Estienne de Klerk added the SAREIT’s voice in strongly condemning the looting and wanton destruction of property and reiterated SAPOA’s call on the government to step up security measures. He has, in the past, talked of the ailing economy prior to the initial lockdown, where the country was plunged into level 5 lockdown, and he reiterated that REIT members have already supported affected tenants with rent relief. As an industry the commercial property sector has continued to pay during the pandemic, its way towards municipal rates, taxes and services, and interest obligations all without any assistance or relief from government.

De Klerk pledged the industry’s continued support to vulnerable businesses and to South Africa’s economy at large. However, he is deeply concerned by the potential breakdown of supply chains caused by the looting and vandalism of distribution centres and the down steam affect it will have on the end user.

When it comes to security at shopping centres, the reality is that the private sector cannot self-help and it relies on the local law enforcement agencies to provide adequate protection.”

He added his concern about the slow response that government has shown in reacting to the anarchy that is sweeping across the country.

Michael Lawrence, representing the retail clothing sector, also pointed to the significant contribution that his industry plays towards the government’s fiscus. His concern is that Durban, as a port, handles 70% of all imports into South Africa.

The disruption of the supply chain brought about by targeting distribution centres and the trucking industry in KwaZulu-Natal will have a knock-on effect. Whilst there is not a food shortage in the country, many of the agri-processing requirements rely on imported materials to package and process their end products.

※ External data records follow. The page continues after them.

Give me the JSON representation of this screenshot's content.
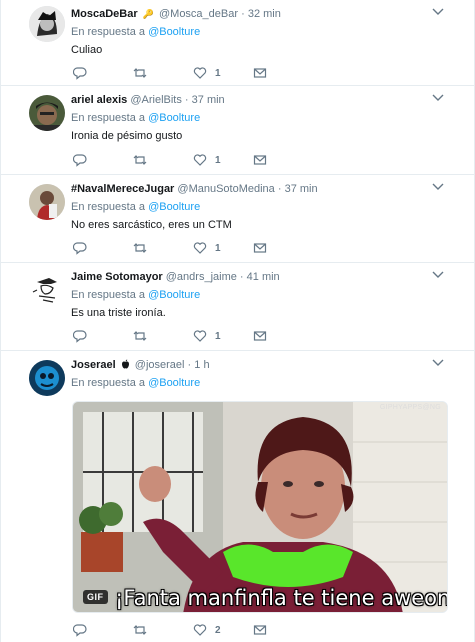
{
  "reply_prefix": "En respuesta a",
  "tweets": [
    {
      "name": "MoscaDeBar",
      "badge": "🔑",
      "handle": "@Mosca_deBar",
      "time": "32 min",
      "reply_to": "@Boolture",
      "text": "Culiao",
      "likes": "1",
      "avatar_color": "#3a3a3a"
    },
    {
      "name": "ariel alexis",
      "handle": "@ArielBits",
      "time": "37 min",
      "reply_to": "@Boolture",
      "text": "Ironia de pésimo gusto",
      "likes": "1",
      "avatar_color": "#5b4a3a"
    },
    {
      "name": "#NavalMereceJugar",
      "handle": "@ManuSotoMedina",
      "time": "37 min",
      "reply_to": "@Boolture",
      "text": "No eres sarcástico, eres un CTM",
      "likes": "1",
      "avatar_color": "#6a4a3a"
    },
    {
      "name": "Jaime Sotomayor",
      "handle": "@andrs_jaime",
      "time": "41 min",
      "reply_to": "@Boolture",
      "text": "Es una triste ironía.",
      "likes": "1",
      "avatar_color": "#ffffff"
    },
    {
      "name": "Joserael",
      "badge": "",
      "handle": "@joserael",
      "time": "1 h",
      "reply_to": "@Boolture",
      "likes": "2",
      "avatar_color": "#1c6d9c",
      "media": {
        "type": "GIF",
        "caption": "¡Fanta manfinfla te tiene aweonao!",
        "watermark": "GIPHYAPPS@NG"
      }
    }
  ],
  "colors": {
    "accent": "#1da1f2",
    "muted": "#657786",
    "border": "#e6ecf0"
  }
}
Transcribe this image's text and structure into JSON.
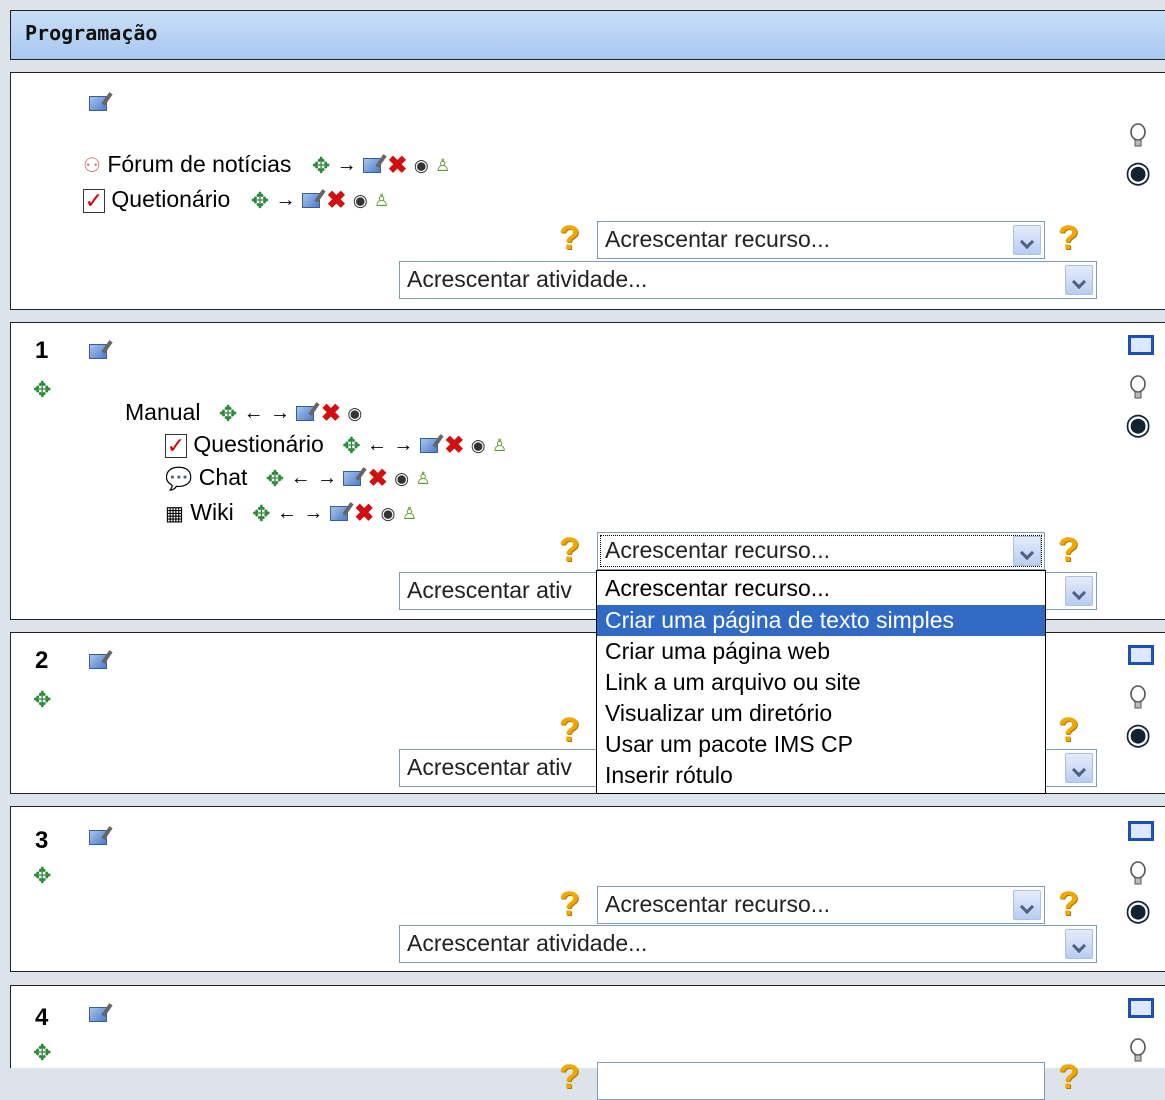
{
  "header": {
    "title": "Programação"
  },
  "section0": {
    "items": [
      "Fórum de notícias",
      "Quetionário"
    ],
    "add_resource": "Acrescentar recurso...",
    "add_activity": "Acrescentar atividade..."
  },
  "section1": {
    "number": "1",
    "label_item": "Manual",
    "items": [
      "Questionário",
      "Chat",
      "Wiki"
    ],
    "add_resource": "Acrescentar recurso...",
    "add_activity": "Acrescentar ativ",
    "dropdown_options": [
      "Acrescentar recurso...",
      "Criar uma página de texto simples",
      "Criar uma página web",
      "Link a um arquivo ou site",
      "Visualizar um diretório",
      "Usar um pacote IMS CP",
      "Inserir rótulo"
    ],
    "highlighted_option": "Criar uma página de texto simples"
  },
  "section2": {
    "number": "2",
    "add_activity": "Acrescentar ativ"
  },
  "section3": {
    "number": "3",
    "add_resource": "Acrescentar recurso...",
    "add_activity": "Acrescentar atividade..."
  },
  "section4": {
    "number": "4"
  },
  "icons": {
    "move": "move-icon",
    "edit": "edit-icon",
    "delete": "delete-icon",
    "hide": "eye-icon",
    "groups": "groups-icon",
    "help": "help-icon",
    "highlight": "lightbulb-icon",
    "show_only": "box-icon"
  },
  "colors": {
    "header_bg": "#b4d0f3",
    "highlight": "#316ac5"
  }
}
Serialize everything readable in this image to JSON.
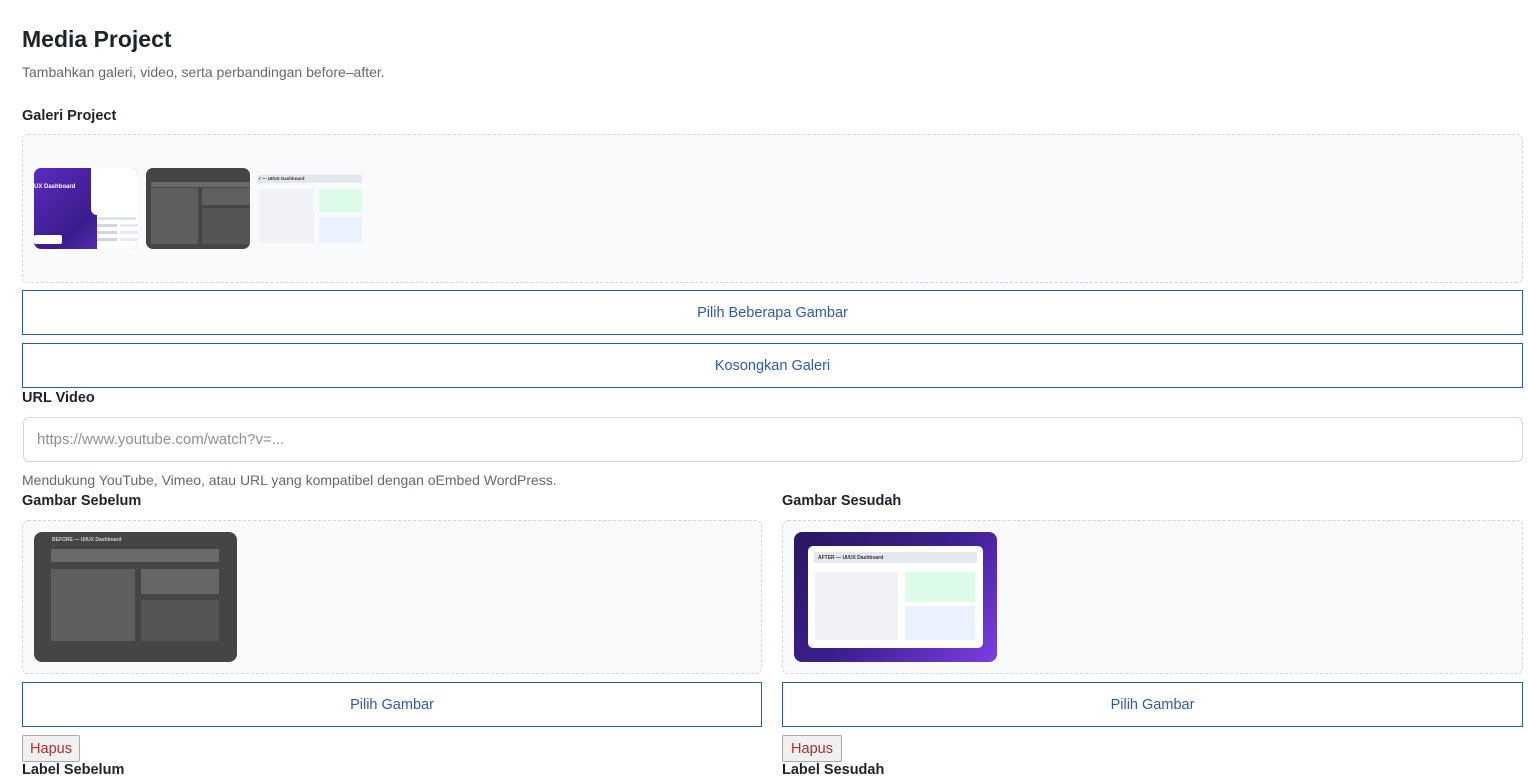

Lawrence has been in conversation with various agencies about establishing armed secure convoys to protect trucking. At this stage, it is too early to disclose what action is being considered but he says that it is safe to say that there are many considerations to be entered, such as what type of goods, where they need to go and how they will be transported, all need to be discussed with multiple stakeholders in the transport sector.

The group added that the repair and the re-opening of malls, where a mall has been burned to the ground, is likely to take at least two years, whilst those that have suffered relatively little damage may take a couple of months.

SAPOA thanks and acknowledges the effort and good work of SANTACO, those communities that are risking their lives and members of civic society, in protecting shopping centres.